E vale mais uma vez invocar o precedente do STF que, nos fundamentos do voto
prevalecente que julgou as ADI’s relacionadas com a COVID-19, ratificou a aplicação dos princípios da prevenção e da precaução, estabelecendo que, em havendo dúvida, deve se fazer a opção pelo resguardo da vida. Vejamos trecho do acórdão:
“29. A jurisprudência do Supremo Tribunal Federal reconhece, ainda, que em matéria de proteção à vida, à saúde e ao meio ambiente, as decisões adotadas pelo Poder Público sujeitam-se aos princípios constitucionais da prevenção e da precaução. Havendo qualquer dúvida científica acerca da adoção da medida sanitária de distanciamento social – o que, vale reiterar, não parece estar presente – a questão deve ser solucionada em favor da saúde da população. Em português mais simples, significa que, se há alguma dúvida, não pode fazer. Se há alguma dúvida sobre o impacto real que uma determinada substância, um determinado produto, ou uma determinada atuação vai provocar na saúde e na vida das pessoas, o princípio da precaução e o princípio da prevenção recomendam a autocontenção. [...]” (ADI-S 6421, 6422, 6424, 6425, 6427, 6428 e 6431, Rel. Ministro Roberto Barroso)
Essa é a situação que se impõe a esse julgador: decidir entre prevenir uma potencial ofensa aos bens jurídicos da vida e da saúde e a continuidade das atividades presenciais no estabelecimento de ensino da ré.

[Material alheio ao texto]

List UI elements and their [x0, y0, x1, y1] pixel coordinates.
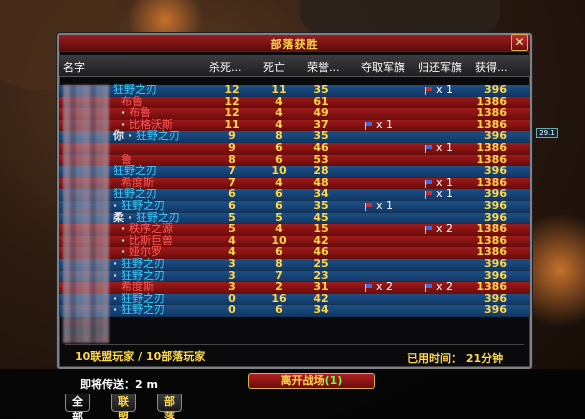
flag-returns-cell: x 1 [425, 188, 465, 200]
flag-icon [425, 87, 434, 95]
killing-blows-cell: 0 [228, 303, 236, 317]
leave-battlefield-button[interactable]: 离开战场(1) [248, 373, 375, 389]
name-prefix: 你 · [113, 129, 136, 143]
player-name-text: 狂野之刃 [135, 129, 180, 143]
reward-cell: 396 [484, 303, 507, 317]
table-row[interactable]: · 狂野之刃 0 6 34 396 [59, 303, 530, 317]
flag-captures-cell: x 1 [365, 198, 405, 212]
tab-all[interactable]: 全部 [65, 394, 90, 419]
scoreboard-window: 部落获胜 ✕ 名字 杀死... 死亡 荣誉... 夺取军旗 归还军旗 获得...… [57, 33, 532, 369]
flag-captures-count: x 2 [376, 280, 394, 294]
flag-icon [425, 144, 434, 153]
flag-captures-count: x 1 [376, 198, 394, 212]
flag-captures-cell: x 2 [365, 281, 405, 293]
player-name: 你 · 狂野之刃 [113, 130, 180, 142]
tab-alliance[interactable]: 联盟 [111, 394, 136, 419]
flag-returns-count: x 2 [436, 280, 454, 294]
player-count: 10联盟玩家 / 10部落玩家 [75, 350, 206, 363]
flag-returns-count: x 2 [436, 222, 454, 236]
col-honor[interactable]: 荣誉... [307, 59, 340, 75]
divider [65, 344, 524, 345]
player-name-text: 狂野之刃 [121, 303, 166, 317]
leave-button-label: 离开战场 [280, 374, 325, 387]
col-deaths[interactable]: 死亡 [263, 59, 285, 75]
col-reward[interactable]: 获得... [475, 59, 508, 75]
score-rows: 狂野之刃 12 11 35 396 x 1 布鲁 12 4 61 1386 · 布鲁 12 4 49 1386… [59, 84, 530, 317]
name-prefix: · [113, 268, 122, 282]
title-bar: 部落获胜 ✕ [59, 34, 530, 52]
honor-kills-cell: 34 [313, 303, 329, 317]
flag-returns-cell: x 1 [425, 84, 465, 96]
flag-captures-count: x 1 [376, 117, 394, 131]
transfer-countdown: 即将传送：2 m [80, 378, 158, 391]
flag-returns-count: x 1 [436, 83, 454, 96]
leave-button-count: (1) [324, 374, 343, 387]
flag-icon [425, 226, 434, 235]
flag-returns-cell: x 2 [425, 281, 465, 293]
flag-icon [365, 202, 374, 211]
flag-returns-cell: x 2 [425, 223, 465, 235]
flag-icon [365, 284, 374, 293]
side-badge: 29.1 [536, 128, 558, 138]
tab-horde[interactable]: 部落 [157, 394, 182, 419]
close-button[interactable]: ✕ [511, 34, 528, 51]
column-header: 名字 杀死... 死亡 荣誉... 夺取军旗 归还军旗 获得... [59, 55, 530, 77]
flag-captures-cell: x 1 [365, 117, 405, 131]
flag-icon [425, 191, 434, 200]
window-title: 部落获胜 [270, 38, 319, 51]
flag-returns-count: x 1 [436, 140, 454, 154]
flag-returns-count: x 1 [436, 187, 454, 201]
flag-icon [365, 121, 374, 130]
censored-names [63, 85, 109, 343]
col-name[interactable]: 名字 [63, 59, 85, 75]
flag-icon [425, 179, 434, 188]
flag-icon [425, 284, 434, 293]
flag-returns-cell: x 1 [425, 140, 465, 154]
player-name: · 狂野之刃 [113, 304, 165, 316]
elapsed-time: 已用时间： 21分钟 [407, 352, 504, 365]
col-flag-captures[interactable]: 夺取军旗 [361, 59, 405, 75]
col-killing-blows[interactable]: 杀死... [209, 59, 242, 75]
col-flag-returns[interactable]: 归还军旗 [418, 59, 462, 75]
name-prefix: · [113, 303, 122, 317]
deaths-cell: 6 [275, 303, 283, 317]
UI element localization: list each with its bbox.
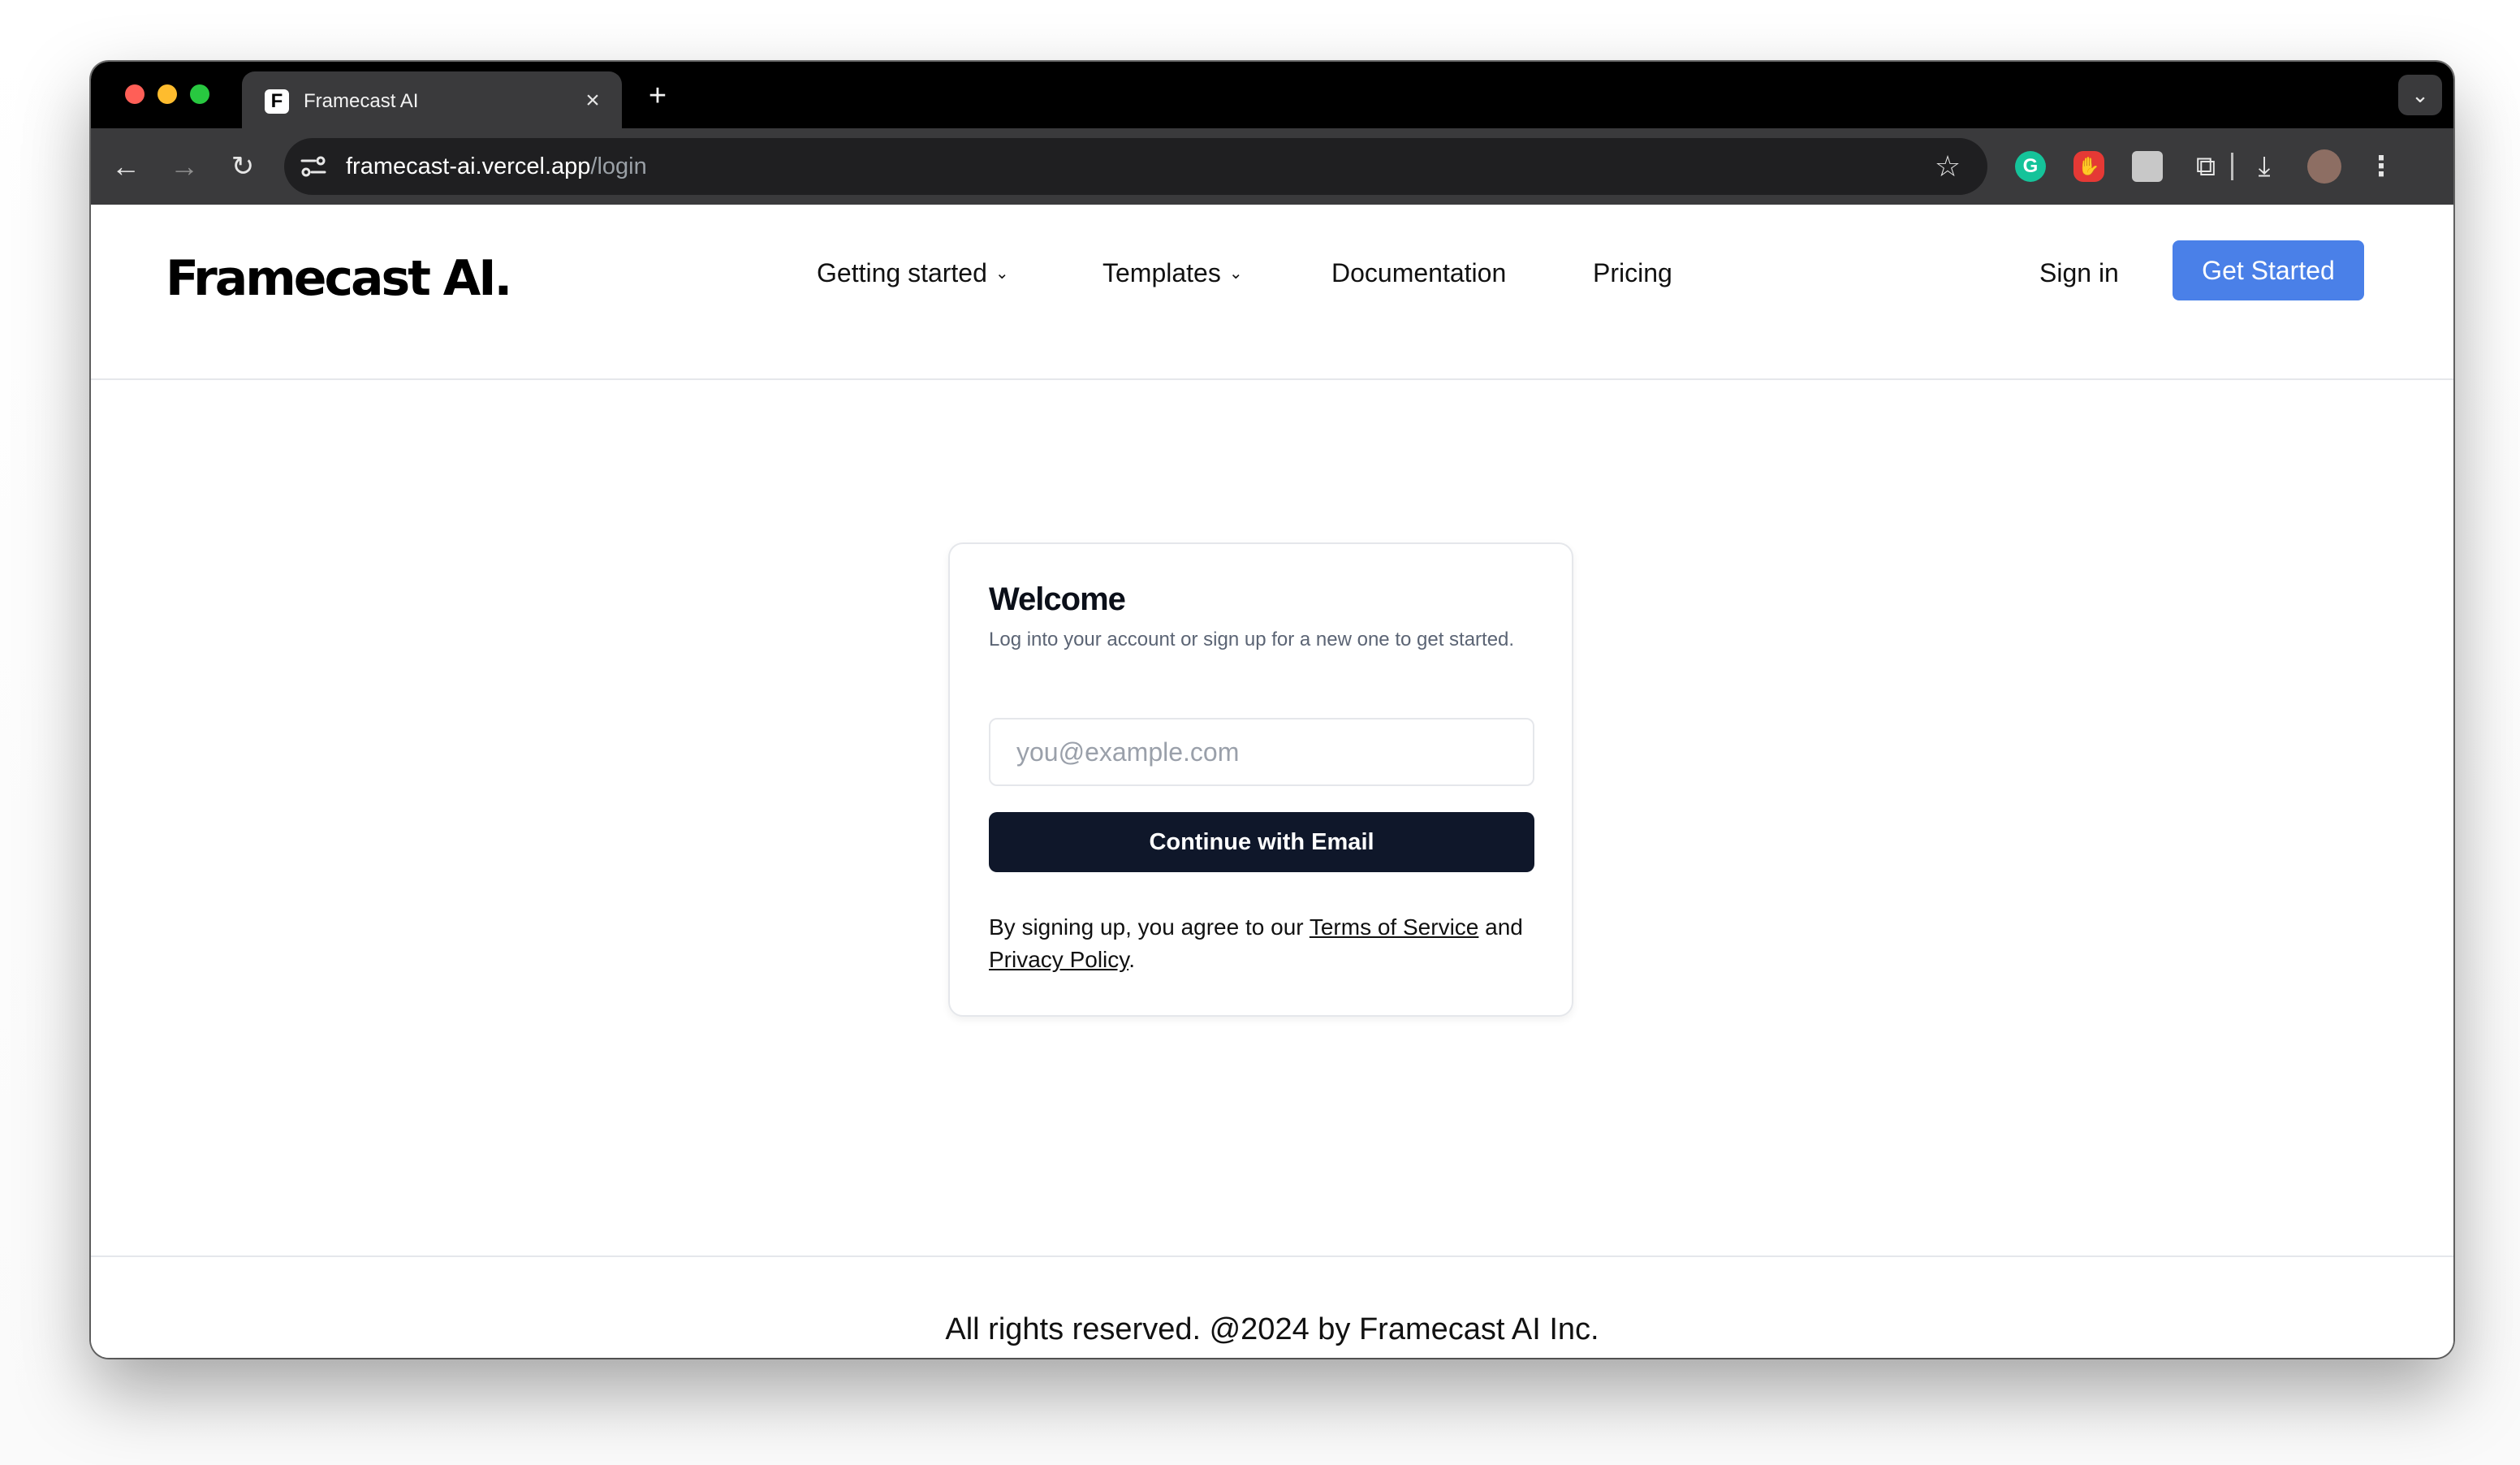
screenshot-stage: F Framecast AI × + ⌄ ← → ↻ framecast-ai.… (0, 0, 2520, 1465)
extension-icon[interactable] (2132, 151, 2163, 182)
minimize-window-button[interactable] (158, 84, 177, 104)
tab-strip: F Framecast AI × + ⌄ (91, 62, 2453, 128)
puzzle-icon[interactable]: ⧉ (2190, 151, 2221, 182)
kebab-menu-icon[interactable]: ⋮ (2366, 151, 2397, 182)
email-field[interactable] (989, 718, 1534, 786)
site-info-icon[interactable] (299, 152, 328, 181)
forward-arrow-icon[interactable]: → (164, 146, 205, 187)
nav-getting-started[interactable]: Getting started ⌄ (817, 257, 1009, 290)
address-bar[interactable]: framecast-ai.vercel.app/login ☆ (284, 138, 1987, 195)
site-header: Framecast AI. Getting started ⌄ Templates… (91, 205, 2453, 380)
get-started-button[interactable]: Get Started (2173, 240, 2364, 300)
download-icon[interactable]: ⤓ (2249, 151, 2280, 182)
privacy-policy-link[interactable]: Privacy Policy (989, 947, 1128, 972)
legal-text: By signing up, you agree to our Terms of… (989, 911, 1541, 976)
back-arrow-icon[interactable]: ← (106, 146, 146, 187)
terms-of-service-link[interactable]: Terms of Service (1310, 914, 1479, 940)
legal-mid: and (1478, 914, 1523, 940)
framecast-logo[interactable]: Framecast AI. (166, 250, 512, 307)
site-footer: All rights reserved. @2024 by Framecast … (91, 1255, 2453, 1358)
nav-label: Getting started (817, 258, 987, 287)
browser-window: F Framecast AI × + ⌄ ← → ↻ framecast-ai.… (91, 62, 2453, 1358)
browser-toolbar: ← → ↻ framecast-ai.vercel.app/login ☆ G … (91, 128, 2453, 205)
login-card: Welcome Log into your account or sign up… (948, 542, 1573, 1017)
legal-prefix: By signing up, you agree to our (989, 914, 1310, 940)
sign-in-link[interactable]: Sign in (2039, 257, 2119, 289)
adblock-icon[interactable]: ✋ (2073, 151, 2104, 182)
bookmark-star-icon[interactable]: ☆ (1931, 149, 1965, 184)
tab-search-button[interactable]: ⌄ (2398, 75, 2442, 115)
new-tab-button[interactable]: + (640, 78, 675, 114)
tab-title: Framecast AI (304, 90, 419, 112)
profile-avatar[interactable] (2307, 149, 2341, 184)
nav-label: Templates (1102, 258, 1221, 287)
page-content: Framecast AI. Getting started ⌄ Templates… (91, 205, 2453, 1358)
login-title: Welcome (989, 581, 1126, 617)
url-path: /login (590, 153, 647, 179)
close-window-button[interactable] (125, 84, 145, 104)
tab-framecast[interactable]: F Framecast AI × (242, 71, 622, 128)
url-host: framecast-ai.vercel.app (346, 153, 591, 179)
chevron-down-icon: ⌄ (1228, 265, 1243, 283)
reload-icon[interactable]: ↻ (222, 146, 263, 187)
nav-templates[interactable]: Templates ⌄ (1102, 257, 1243, 290)
url-text[interactable]: framecast-ai.vercel.app/login (346, 153, 647, 180)
nav-pricing[interactable]: Pricing (1593, 257, 1672, 289)
continue-with-email-button[interactable]: Continue with Email (989, 812, 1534, 872)
close-tab-icon[interactable]: × (578, 86, 607, 115)
toolbar-divider (2231, 153, 2233, 180)
grammarly-icon[interactable]: G (2015, 151, 2046, 182)
chevron-down-icon: ⌄ (995, 265, 1009, 283)
nav-documentation[interactable]: Documentation (1331, 257, 1506, 289)
framecast-favicon-icon: F (265, 89, 289, 114)
login-subtitle: Log into your account or sign up for a n… (989, 629, 1515, 650)
legal-suffix: . (1128, 947, 1135, 972)
maximize-window-button[interactable] (190, 84, 209, 104)
footer-copyright: All rights reserved. @2024 by Framecast … (945, 1312, 1599, 1346)
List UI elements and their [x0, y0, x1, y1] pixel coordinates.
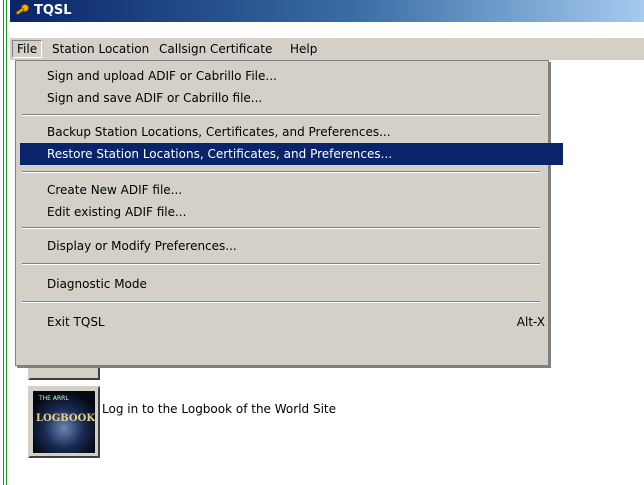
- menu-item-create-adif[interactable]: Create New ADIF file...: [20, 179, 563, 201]
- lotw-logo: THE ARRL LOGBOOK: [33, 391, 95, 453]
- menu-item-label: Sign and upload ADIF or Cabrillo File...: [47, 69, 277, 83]
- menu-file[interactable]: File: [12, 40, 43, 58]
- menu-separator: [22, 227, 540, 229]
- menu-item-label: Create New ADIF file...: [47, 183, 183, 197]
- menu-item-label: Edit existing ADIF file...: [47, 205, 187, 219]
- menu-item-label: Restore Station Locations, Certificates,…: [47, 147, 393, 161]
- file-menu-dropdown: Sign and upload ADIF or Cabrillo File...…: [15, 60, 563, 366]
- menu-bar: File Station Location Callsign Certifica…: [10, 37, 644, 60]
- title-bar[interactable]: TQSL: [10, 0, 644, 22]
- menu-item-edit-adif[interactable]: Edit existing ADIF file...: [20, 201, 563, 223]
- menu-help[interactable]: Help: [286, 41, 321, 57]
- menu-separator: [22, 301, 540, 303]
- menu-item-diagnostic[interactable]: Diagnostic Mode: [20, 273, 563, 295]
- menu-item-label: Sign and save ADIF or Cabrillo file...: [47, 91, 263, 105]
- menu-separator: [22, 263, 540, 265]
- lotw-label: Log in to the Logbook of the World Site: [102, 402, 336, 416]
- window-edge: [0, 0, 8, 485]
- menu-separator: [22, 114, 540, 116]
- menu-item-backup[interactable]: Backup Station Locations, Certificates, …: [20, 121, 563, 143]
- menu-callsign-certificate[interactable]: Callsign Certificate: [155, 41, 276, 57]
- lotw-logo-top-text: THE ARRL: [39, 395, 69, 402]
- menu-item-preferences[interactable]: Display or Modify Preferences...: [20, 235, 563, 257]
- menu-item-label: Diagnostic Mode: [47, 277, 147, 291]
- green-line: [3, 0, 4, 485]
- window-title: TQSL: [34, 3, 72, 18]
- menu-item-sign-save[interactable]: Sign and save ADIF or Cabrillo file...: [20, 87, 563, 109]
- action-button[interactable]: [28, 366, 100, 380]
- lotw-button[interactable]: THE ARRL LOGBOOK: [28, 386, 100, 458]
- menu-item-label: Backup Station Locations, Certificates, …: [47, 125, 391, 139]
- menu-item-exit[interactable]: Exit TQSL Alt-X: [20, 311, 563, 333]
- menu-item-accelerator: Alt-X: [516, 315, 545, 329]
- menu-separator: [22, 171, 540, 173]
- key-icon: [15, 4, 29, 16]
- menu-item-sign-upload[interactable]: Sign and upload ADIF or Cabrillo File...: [20, 65, 563, 87]
- menu-item-label: Display or Modify Preferences...: [47, 239, 237, 253]
- green-line: [6, 0, 7, 485]
- menu-station-location[interactable]: Station Location: [48, 41, 153, 57]
- menu-item-restore[interactable]: Restore Station Locations, Certificates,…: [20, 143, 563, 165]
- menu-item-label: Exit TQSL: [47, 315, 105, 329]
- lotw-logo-text: LOGBOOK: [36, 413, 96, 424]
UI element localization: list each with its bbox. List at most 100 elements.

O quadro fático da pandemia já analisado aponta no sentido de que o retorno de
uma escola às atividades presenciais nesse momento representa riscos reais para a saúde dos trabalhadores e dos alunos. No sopesamento dos valores em jogo, mesmo diante de eventual dúvida, deve prevalecer o respeito à saúde e à vida.
Portanto, há no caso concreto, tendo em vista todos os fundamentos aduzidos, a
presença dos requisitos autorizadores da concessão de tutela provisória de urgência, sobretudo considerando que o direito dos servidores e trabalhadores em geral a um meio ambiente de trabalho seguro tem guarida constitucional e amparo em normativos internacionais, devendo ser preventivamente afastada qualquer possibilidade de danos à saúde ou de riscos à preservação da vida (princípio da precaução).
Pelo exposto, DEFIRO a tutela de urgência para determinar a imediata suspensão de atividades presenciais no Colégio Militar de Brasília pelos servidores públicos substituídos (técnico-administrativos e docentes), até que sejam verificadas por perícia oficial, a ser designada por este juízo, a suficiência/eficiência das medidas sanitárias de segurança adotadas pelo estabelecimento de ensino para evitar a contaminação dos seus trabalhadores pela COVID-19.
Em caso de descumprimento da decisão, fixo multa diária de R$15.000,00 (quinze mil reais), além das demais penalidades legais decorrentes de descumprimento de ordem judicial.
O Colégio Militar de Brasília, diretamente, assim como a UNIÃO, por meio da Advocacia-Geral da União (PRU-1ª Região), deverão ser intimados para ciência e cumprimento urgente da presente decisão.
As intimações deverão ser cumpridas por mandado, com absoluta urgência.